This builds off on an old question about mixture measures: Generalized notions of mixture
Suppose $\mathcal{M}$ is a family of probability measures, and $Q$ is a probability measure over $\mathcal{M}$. We can define a mixture measure by: $$ \mu(A) = \int_A \nu(A)\,dQ(\nu). $$
Given a measurable function $g$, its integral wrt $\mu$ is naturally given by $\int g\,d\mu$. My question is: Is there a way to write this integral in terms of $\nu$ and $Q$?
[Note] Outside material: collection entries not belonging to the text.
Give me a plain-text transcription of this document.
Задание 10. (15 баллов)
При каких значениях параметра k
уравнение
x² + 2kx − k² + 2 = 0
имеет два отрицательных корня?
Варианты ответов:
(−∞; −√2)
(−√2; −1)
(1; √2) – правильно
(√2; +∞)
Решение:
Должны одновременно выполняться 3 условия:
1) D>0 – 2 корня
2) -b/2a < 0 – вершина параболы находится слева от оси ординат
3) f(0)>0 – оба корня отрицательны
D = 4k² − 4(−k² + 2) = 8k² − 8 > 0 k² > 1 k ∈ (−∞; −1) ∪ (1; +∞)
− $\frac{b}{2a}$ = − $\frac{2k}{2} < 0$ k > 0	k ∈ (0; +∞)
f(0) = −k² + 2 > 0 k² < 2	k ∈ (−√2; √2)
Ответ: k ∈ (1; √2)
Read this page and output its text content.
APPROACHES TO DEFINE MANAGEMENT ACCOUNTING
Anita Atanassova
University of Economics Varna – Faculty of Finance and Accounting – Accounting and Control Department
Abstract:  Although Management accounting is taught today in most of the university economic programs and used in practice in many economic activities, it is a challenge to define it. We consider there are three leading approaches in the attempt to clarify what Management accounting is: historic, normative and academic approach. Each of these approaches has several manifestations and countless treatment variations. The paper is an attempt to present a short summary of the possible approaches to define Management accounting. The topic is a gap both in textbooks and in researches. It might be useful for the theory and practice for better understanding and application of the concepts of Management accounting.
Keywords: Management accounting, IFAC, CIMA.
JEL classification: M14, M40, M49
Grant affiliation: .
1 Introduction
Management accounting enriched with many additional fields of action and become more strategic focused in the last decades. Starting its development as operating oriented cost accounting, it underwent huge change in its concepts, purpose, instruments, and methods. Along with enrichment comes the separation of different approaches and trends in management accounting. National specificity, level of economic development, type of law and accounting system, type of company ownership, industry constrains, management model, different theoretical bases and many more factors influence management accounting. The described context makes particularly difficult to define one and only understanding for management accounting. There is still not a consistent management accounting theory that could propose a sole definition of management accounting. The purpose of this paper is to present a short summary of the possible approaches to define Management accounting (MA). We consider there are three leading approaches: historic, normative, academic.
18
I think I am just missing something very simple: For example, suppose each $\nu\in\mathcal{M}$ has a density function $f_\nu$, so that $\mu$ also has a density given by $f_{\mu}=\int f_\nu\,dQ(\nu)$. Then we can write (assuming all operations are justified, etc.): \begin{align*} \mathbb{E}_{\mu} g = \int g\,d\mu &= \int g(z)f_{\mu}(z)\,dz \\ &= \int g(z)\int f_{\nu}(z)\,dQ(\nu)\,dz \\ &= \iint g(z) f_{\nu}(z)\,dz\,dQ(\nu) \\ &= \int \mathbb{E}_{\nu}g(z)\,dQ(\nu). \end{align*}
I'm curious if a similar calculation works without assuming the existence of density functions on $\mathcal{M}$. I don't see why not, but for some reason I can't get this to work.